F. Pasche nous a dit que l’inceste figure — dans l’ordre des figurations psychiques et mythiques — entre le coït et l’incorporation, et il illustrait cette formulation en nous montrant une certaine fonction de l’énigme chez la sphinge : énigme envoyée comme un corps étranger, comme un pseudopode, dans la tête de la victime, on assiste à la dévoration d’un « psychisme » par l’autre. L’épilepsie nous livre ce discours in extenso et ceci dans les manuels les plus « neurologiques », les plus apparemment dénués de discours.

Étudiant la crise d’épilepsie « anonyme », telle qu’en sa stéréotypie tout vivant peut la produire, Ferenczi aboutissait lui aussi à cette modalité du fantasme infanticide qui est associée au fantasme de retour au ventre maternel, dont D. Braunschweig et M. Fain ont développé la description : retour incestueux au ventre maternel. Héraclès, entre le ventre et le péplos, déroule sa vie entière sous le signe d’une menace conséquente d’infanticide, quels que soient son âge et ses actions. Relisons deux écrivains de génie et épileptiques, l’un dans son oeuvre, Dostoïevski, l’autre dans ce qu’en a écrit Sartre, L’idiot de la famille, Flaubert : marqués du même sceau qu’Héraclès, la menace infanticide.

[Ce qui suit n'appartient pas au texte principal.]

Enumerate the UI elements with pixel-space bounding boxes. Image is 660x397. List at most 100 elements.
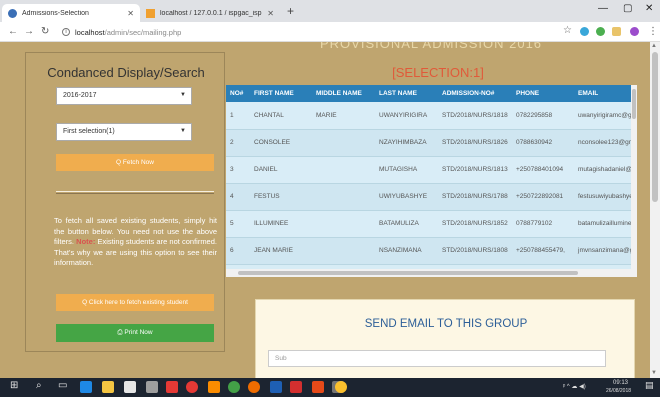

Il est bien certain que les risques d’amalgame artificiel entre des discours distincts sont tout à fait considérables dans ces démarches : je pense par exemple à ce qui a pu être dit sur l’épilepsie et la bestialité, et en parallèle, à la façon dont on a pu dans le courant de ce colloque tenter de référer le mythe au surhumain et la biologie au sous-humain ; ces imageries, ces représentations fonctionnent du fait même de l’intrication psychosomatique qui transcende l’évolution du langage tout en y participant et en en étant modifiée.

Jean Rudhardt me permet là un certain appui, lorsqu’il dit que le mythe n’existerait pas s’il n’avait la fonction de dire ce qui ne peut être dit autrement. J’aurais tendance à ajouter qu’en ce qui concerne l’épilepsie le mythe a déjà dit quelque chose que nous pouvons reconstruire dans notre modalité de pensée : l’épilepsie se tient justement dans une « déchirure signifiante du logos », un de ces lieux d’abysses vertigineux, un de ces gouffres, un de ces points de désignification, selon les termes d’A. Green, termes tout aussi évocateurs de la fascination dans laquelle nous tiennent encore et probablement pour longtemps les « crises » de l’épilepsie. Il ne me paraît pas étonnant que ce soit par elle, entre autres, que puisse se faire cette articulation si délicate entre les deux ordres de pensée qui ont justifié nos discussions ces jours-ci.